If you do want to "bulk-up" usefully, the following should be remembered: exercise - nutrition - rest. Exercise provides the stimulus your body needs to change; nutrition fuels the change and rest provides the opportunity for that change to happen.
Compound, weight-bearing exercises focusing on the big muscle groups will produce hormones that will stimulate the whole body to grow, not just the targeted muscles. Deadlifts, squats and the chest press are good examples. Additionally, weight-bearing exercise addresses the decline in bone density (which accelerates past forty years old) which cycling doesn't.
Eat more, smaller meals rather than fewer, bigger ones, about five or six times a day. Three hours after a meal have a snack, two and a half hours after a snack have a meal; this will keep your metabolism fired-up, rather than peaking and slumping as with the traditional "three square meals a day". Breakfast should be larger than Lunch which should be larger than Dinner.
Getting sufficient rest means sleeping enough and not over-training.
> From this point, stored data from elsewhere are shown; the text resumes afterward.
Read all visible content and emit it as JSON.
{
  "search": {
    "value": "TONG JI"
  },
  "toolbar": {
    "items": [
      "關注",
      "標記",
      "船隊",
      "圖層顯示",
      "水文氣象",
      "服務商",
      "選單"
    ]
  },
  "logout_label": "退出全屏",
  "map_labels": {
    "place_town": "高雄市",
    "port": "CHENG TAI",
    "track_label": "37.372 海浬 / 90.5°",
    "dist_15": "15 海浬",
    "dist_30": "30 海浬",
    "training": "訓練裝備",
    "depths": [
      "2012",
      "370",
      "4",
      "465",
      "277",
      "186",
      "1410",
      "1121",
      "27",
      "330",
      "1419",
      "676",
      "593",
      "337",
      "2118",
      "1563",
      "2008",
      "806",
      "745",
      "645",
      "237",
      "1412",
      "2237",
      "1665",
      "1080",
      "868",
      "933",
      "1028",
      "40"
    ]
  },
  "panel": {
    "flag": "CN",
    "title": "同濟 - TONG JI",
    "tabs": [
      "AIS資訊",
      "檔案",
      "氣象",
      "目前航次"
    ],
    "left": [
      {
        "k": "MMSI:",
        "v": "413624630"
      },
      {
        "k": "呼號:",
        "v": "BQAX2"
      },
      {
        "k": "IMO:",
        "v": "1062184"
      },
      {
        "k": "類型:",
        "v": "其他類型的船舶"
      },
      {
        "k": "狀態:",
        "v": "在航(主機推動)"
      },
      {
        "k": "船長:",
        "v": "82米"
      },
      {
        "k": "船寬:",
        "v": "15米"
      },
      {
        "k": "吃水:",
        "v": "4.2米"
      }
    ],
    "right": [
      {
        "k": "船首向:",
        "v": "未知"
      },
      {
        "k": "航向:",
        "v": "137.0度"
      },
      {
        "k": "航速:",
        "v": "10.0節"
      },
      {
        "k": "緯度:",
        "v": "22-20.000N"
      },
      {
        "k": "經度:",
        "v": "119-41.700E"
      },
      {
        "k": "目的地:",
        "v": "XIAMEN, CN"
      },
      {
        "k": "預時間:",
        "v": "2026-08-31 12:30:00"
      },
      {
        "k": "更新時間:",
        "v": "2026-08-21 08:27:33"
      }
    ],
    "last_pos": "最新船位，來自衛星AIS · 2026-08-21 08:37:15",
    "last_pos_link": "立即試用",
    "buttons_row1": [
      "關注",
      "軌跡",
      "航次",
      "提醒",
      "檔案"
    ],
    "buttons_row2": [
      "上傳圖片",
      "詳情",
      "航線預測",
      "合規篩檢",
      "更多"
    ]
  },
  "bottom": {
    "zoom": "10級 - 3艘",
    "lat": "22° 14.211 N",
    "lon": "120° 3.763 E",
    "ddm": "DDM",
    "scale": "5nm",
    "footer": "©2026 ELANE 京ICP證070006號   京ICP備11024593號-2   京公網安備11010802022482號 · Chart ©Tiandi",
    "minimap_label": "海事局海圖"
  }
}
Eight hours sleep is a good starting point: if you need an alarm clock to wake-up, you're not getting enough. Allow at least a day and preferably two between gym sessions: once or twice a week is plenty to get good results. Gym-fascists who do whole-body workouts five times a week are idiots; "no pain, no gain": b*llsh*t.
But before you do anything else, get professional advice: until you know where you're at, you can't decide where to go!